Friday, Nov. 22, 1968
Shutdown at S.F. State
Long one of the outstanding members of California's 18-campus state-college system, San Francisco State has lately been foundering in disorder. Violence began last November when Black Students Union members wrecked the offices of the student paper and beat several staffers for printing what the blacks called racial slurs. Tension increased when demands for immediate reinstatement of five B.S.U. rioters were refused. Students held a sit-in at the administration building. In an embarrassing televised inquisition, the trustees interrogated the college's president, John Summerskill. Not long afterwards Summerskill resigned in disgust, forced out after just 21 months in office.
Last week, under the pressure of still another wave of disturbances, the new president, Robert R. Smith, former dean at S.F. State, had to close the college down completely. The new demonstrations by B.S.U. members and the local chapter of the Students for a Democratic Society were stirred up by the suspension of George Murray, 22, a part-time teacher and graduate student who is also minister of education for the Black Panthers. All 800 blacks at S.F. State are counted as members by the B.S.U., whether the students concerned agree or not. And the disruptive B.S.U. tactics, designed to force the administration to build up minority enrollment and black studies programs, annoy many of the 16,300 white students, who want only to complete their education.
Last month, Murray urged students at Fresno State College to ''kill all the slave masters," among whom he later counted President Johnson, Chief Justice Warren and Governor Reagan. A few days afterward he told students at S.F. State to bring guns on the campus for "self-defense."
After that, State College Chancellor Glenn S. Dumke ordered President Smith to suspend Murray. Earlier, Smith had refused a similar request from the trustees, but now he had no choice. Black militants responded by calling a student strike that quickly spawned hit-and-run raids on campus buildings. Labs were ransacked and equipment ruined. Minor fires were set and a stink bomb was thrown into a library reading room.

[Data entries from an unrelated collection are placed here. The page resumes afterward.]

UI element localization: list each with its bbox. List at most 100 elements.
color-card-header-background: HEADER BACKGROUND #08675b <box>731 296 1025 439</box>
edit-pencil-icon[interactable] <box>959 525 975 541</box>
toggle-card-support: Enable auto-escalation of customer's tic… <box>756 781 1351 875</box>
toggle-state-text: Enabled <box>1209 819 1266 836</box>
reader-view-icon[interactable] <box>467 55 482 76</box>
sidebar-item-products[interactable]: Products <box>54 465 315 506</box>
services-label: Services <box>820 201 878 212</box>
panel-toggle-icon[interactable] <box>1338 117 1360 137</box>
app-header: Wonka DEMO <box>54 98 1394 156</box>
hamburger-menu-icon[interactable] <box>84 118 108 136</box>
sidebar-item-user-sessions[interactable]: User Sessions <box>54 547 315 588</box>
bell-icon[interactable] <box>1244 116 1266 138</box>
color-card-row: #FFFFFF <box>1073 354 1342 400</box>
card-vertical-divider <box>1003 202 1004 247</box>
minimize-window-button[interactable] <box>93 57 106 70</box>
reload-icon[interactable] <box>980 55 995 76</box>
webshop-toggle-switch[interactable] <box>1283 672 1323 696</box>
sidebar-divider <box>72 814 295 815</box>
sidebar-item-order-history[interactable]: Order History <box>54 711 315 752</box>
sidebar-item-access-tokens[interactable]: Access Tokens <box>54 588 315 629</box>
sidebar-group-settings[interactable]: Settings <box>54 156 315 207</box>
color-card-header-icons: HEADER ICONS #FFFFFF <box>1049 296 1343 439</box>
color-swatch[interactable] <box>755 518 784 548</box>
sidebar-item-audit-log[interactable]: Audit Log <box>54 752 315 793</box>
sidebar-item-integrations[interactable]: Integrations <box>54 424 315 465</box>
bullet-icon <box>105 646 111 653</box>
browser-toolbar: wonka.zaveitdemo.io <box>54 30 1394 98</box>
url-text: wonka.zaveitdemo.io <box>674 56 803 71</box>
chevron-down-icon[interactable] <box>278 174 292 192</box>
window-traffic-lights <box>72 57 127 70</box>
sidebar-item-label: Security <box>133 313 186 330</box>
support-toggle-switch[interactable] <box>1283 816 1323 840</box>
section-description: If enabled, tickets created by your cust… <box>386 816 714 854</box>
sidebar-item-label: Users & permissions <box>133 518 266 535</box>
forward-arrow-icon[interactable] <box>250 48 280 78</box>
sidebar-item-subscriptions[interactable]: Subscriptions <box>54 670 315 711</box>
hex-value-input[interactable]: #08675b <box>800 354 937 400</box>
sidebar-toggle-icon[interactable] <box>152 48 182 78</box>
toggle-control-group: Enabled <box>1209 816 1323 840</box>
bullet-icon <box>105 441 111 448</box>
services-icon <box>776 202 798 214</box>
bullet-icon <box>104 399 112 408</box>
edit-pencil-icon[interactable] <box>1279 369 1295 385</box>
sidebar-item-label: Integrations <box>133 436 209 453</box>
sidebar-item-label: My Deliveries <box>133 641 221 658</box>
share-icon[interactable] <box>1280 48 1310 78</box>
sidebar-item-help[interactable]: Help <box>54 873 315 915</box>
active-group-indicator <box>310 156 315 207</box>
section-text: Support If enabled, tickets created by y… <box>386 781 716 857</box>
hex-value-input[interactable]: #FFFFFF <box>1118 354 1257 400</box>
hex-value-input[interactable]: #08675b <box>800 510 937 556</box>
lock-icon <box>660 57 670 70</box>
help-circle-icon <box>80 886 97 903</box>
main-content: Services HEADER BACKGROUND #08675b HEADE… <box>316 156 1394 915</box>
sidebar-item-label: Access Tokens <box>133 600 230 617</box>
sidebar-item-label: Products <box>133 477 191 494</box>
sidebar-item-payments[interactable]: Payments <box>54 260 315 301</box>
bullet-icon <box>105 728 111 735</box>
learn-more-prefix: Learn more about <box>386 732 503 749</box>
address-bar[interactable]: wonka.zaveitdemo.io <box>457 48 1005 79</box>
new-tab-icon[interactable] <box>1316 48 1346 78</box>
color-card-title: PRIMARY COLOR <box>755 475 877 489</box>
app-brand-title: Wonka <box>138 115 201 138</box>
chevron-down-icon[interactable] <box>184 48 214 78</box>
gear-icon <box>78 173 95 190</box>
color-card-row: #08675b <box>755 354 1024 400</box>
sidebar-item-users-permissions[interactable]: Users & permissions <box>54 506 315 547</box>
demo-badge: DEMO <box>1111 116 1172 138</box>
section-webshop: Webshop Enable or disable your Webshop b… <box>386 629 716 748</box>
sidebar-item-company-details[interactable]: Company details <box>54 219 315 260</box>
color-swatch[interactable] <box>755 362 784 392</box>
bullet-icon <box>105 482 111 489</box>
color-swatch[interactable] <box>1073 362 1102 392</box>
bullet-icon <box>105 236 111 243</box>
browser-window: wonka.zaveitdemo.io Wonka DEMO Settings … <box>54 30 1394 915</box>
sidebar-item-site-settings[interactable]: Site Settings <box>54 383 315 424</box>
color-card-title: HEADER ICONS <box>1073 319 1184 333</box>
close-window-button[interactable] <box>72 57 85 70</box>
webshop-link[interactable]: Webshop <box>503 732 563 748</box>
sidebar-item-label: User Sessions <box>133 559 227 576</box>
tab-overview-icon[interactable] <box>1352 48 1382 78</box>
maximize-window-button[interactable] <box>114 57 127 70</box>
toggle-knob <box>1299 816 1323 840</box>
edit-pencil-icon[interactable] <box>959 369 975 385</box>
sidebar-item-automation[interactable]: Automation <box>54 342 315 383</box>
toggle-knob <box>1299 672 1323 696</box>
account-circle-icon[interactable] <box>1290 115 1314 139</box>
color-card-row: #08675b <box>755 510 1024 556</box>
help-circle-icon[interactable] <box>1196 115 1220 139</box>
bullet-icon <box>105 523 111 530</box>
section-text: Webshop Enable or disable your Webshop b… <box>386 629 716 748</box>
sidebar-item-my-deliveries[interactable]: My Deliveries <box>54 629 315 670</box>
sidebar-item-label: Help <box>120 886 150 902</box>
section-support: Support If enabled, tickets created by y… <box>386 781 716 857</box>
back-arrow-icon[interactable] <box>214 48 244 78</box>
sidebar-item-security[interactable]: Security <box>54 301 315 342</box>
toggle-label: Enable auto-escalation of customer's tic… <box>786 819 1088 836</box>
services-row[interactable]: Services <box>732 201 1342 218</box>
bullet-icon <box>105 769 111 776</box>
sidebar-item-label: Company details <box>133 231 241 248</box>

The San Francisco tactical police squad, which had been called in to clear the campus during earlier disorders, was summoned again. A faculty meeting, convened to decide whether or not the faculty should join the strike, voted instead to demand the resignation of Chancellor Dumke for having ordered Murray's suspension. Many faculty members felt that Murray's provocations were intolerable and that he purposely sought suspension in order to rally support for earlier B.S.U. demands. But they resented Dumke's intervention in college affairs even more. The faculty also voted for a "suspension of instruction," and within an hour, savage new outbreaks of violence between students and police forced President Smith to close down his college.